A recent article on the website Salon.com drew a comparison between Mexican drug cartels and terror group Islamic State (Isis), which operates in Syria and Iraq, as they both behead people by the hundreds and gain control of large areas by instigating fear among populations.
IS, which aims to overthrow the current governments in Iraq and Syria and establish an Islamic caliphate, has killed thousands of people since its insurgence started in summer 2014. The terrorists, who have also claimed responsibility for recent attacks in Tunisia, Yemen and Libya, are renowned for persecuting non-Muslims and non-Sunni and enslaving thousands of women from the Yazidi community.
Mexico's drug cartels systematically rape, kidnap, torture and execute people and fight against each other over the hegemony of Mexican territories and the control of drug trafficking. The problem of drug cartels in Mexico has once again caught the attention of the international community after thousands of Mexicans took to the streets to protest against violence and corruption following the abduction and alleged massacre of 43 students.
The students, from the Ayotzinapa Teacher Training College, disappeared from Iguala city, Guerrero State, after staging a protest against what they perceived was an unfair hiring process for teachers, which favoured urban applicants over rural ones. It is alleged they were abducted and handed over to the Guerrero Unidos drug cartel upon instruction from the then Iguala mayor, José Luis Abarca Velázquez, who feared the students' protest could disrupt an event being held by his wife, Maria de los Angeles Pineda Villa.

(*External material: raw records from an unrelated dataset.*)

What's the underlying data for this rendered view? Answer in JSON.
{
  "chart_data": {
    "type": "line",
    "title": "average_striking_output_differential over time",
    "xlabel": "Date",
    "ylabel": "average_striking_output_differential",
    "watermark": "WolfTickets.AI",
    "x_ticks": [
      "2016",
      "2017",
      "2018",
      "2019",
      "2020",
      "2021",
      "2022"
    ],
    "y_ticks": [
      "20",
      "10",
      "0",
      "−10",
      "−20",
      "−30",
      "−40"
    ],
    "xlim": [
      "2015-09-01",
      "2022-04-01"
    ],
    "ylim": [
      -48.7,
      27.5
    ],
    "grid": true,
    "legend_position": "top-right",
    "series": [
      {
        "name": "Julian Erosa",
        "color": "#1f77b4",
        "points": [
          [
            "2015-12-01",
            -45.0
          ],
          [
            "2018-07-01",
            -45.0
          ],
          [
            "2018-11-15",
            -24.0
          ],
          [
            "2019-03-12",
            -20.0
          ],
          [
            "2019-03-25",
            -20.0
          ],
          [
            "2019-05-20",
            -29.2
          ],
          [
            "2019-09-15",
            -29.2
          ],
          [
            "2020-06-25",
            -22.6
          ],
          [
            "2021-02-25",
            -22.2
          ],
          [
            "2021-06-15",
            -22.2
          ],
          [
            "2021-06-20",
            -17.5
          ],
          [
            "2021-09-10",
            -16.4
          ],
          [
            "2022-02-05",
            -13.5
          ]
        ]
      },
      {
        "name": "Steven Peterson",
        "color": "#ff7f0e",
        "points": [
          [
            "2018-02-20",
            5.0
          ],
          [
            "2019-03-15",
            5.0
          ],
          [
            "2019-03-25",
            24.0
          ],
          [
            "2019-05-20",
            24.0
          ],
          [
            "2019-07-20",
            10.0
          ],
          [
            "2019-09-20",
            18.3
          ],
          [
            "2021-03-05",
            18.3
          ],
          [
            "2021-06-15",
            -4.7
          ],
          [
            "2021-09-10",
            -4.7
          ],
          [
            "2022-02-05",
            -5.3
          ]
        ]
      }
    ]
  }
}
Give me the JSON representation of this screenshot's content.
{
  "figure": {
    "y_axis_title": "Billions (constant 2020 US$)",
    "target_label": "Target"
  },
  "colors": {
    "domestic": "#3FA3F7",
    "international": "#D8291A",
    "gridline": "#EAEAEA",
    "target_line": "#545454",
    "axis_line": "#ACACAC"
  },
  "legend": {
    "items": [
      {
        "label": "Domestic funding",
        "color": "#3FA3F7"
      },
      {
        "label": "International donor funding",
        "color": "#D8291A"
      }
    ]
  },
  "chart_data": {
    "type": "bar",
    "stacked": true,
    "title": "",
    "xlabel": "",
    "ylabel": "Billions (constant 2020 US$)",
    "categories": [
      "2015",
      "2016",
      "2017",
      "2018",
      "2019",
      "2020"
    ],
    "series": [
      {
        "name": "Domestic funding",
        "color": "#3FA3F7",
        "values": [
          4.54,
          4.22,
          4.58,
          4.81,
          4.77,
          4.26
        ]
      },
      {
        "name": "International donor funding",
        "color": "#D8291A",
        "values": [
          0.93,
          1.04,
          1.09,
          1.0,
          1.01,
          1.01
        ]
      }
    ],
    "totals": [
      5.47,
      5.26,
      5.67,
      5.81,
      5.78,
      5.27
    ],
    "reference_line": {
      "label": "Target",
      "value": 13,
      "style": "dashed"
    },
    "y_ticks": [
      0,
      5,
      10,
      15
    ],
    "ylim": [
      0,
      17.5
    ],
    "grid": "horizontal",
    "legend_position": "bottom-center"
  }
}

IS and Mexico's cartels have similarities but a different ideology
Andrew Chesnut, professor of religious studies at Virginia Commonwealth University, and author of a book on the cult of Santa Muerte, believes there are many parallels between IS and Mexican drug cartels, but not in terms of "larger objectives".
Speaking to IBTimes UK, he said: "IS is a radical religious organisation that seeks to establish a theocratic state or caliphate. In contrast, though the cartels employ religious elements in their operations, they are uber-capitalists motivated by hyper-profits. If they seek territory and government influence it's not to further any particular ideology beyond capitalism. Some cartels employ patron saints, such as Santa Muerte and Jesus Malverde for purposes of supernatural protection and harm against rival syndicates and law enforcement."
According to Chesnut, the the four-decade-long US War on Drugs should be ended as it failed to achieve its aim.
"As the Salon piece shows, the billions of dollars invested, one hundred thousand lives lost since 2006 and arrest of high-profile kingpins has not made a significant difference. Marijuana, heroin and methamphetamines continue to flow north to the US at a steady pace while guns and cash continue their uninterrupted march south to Mexico," he said.
Referring to the recent protest in Mexico, Chesnut said the rallies will probably not result in current President Pena Nieto stepping down, but could have an impact on the next leader "who has the courage and resolve to put Mexico on a path to greater democracy and economic development, including an end to the bloody drug wars."
War against cartels much simpler than war against IS
When asked to draw a comparison between the US war on drugs and the international community's fight against IS, Chesnut said that fight against the Islamist insurgents is more complex.
"The US and Mexican government's strategy for fighting drug cartels is much simpler than the campaign against IS. The strategy in Mexico has been to favour the most powerful cartel, Sinaloa, in its battle for dominance against its rivals.
"The war against IS is more complex with the US and its allies betting on Iranian-backed Shia militias in Iraq and supporting moderate Sunni elements, such as the Kurds and the Jordanian government. The great majority of Middle Easterners are Sunni, as is IS, so the US and its allies can't be perceived as going too far in their surreptitious support for regional Shia power Iran and its Syrian, Iraqi and Lebanese proxies. Saudi Arabia, of course, is the regional Sunni power broker and a linchpin in the war against IS, even more so since the group seeks to overthrow the ruling monarchy."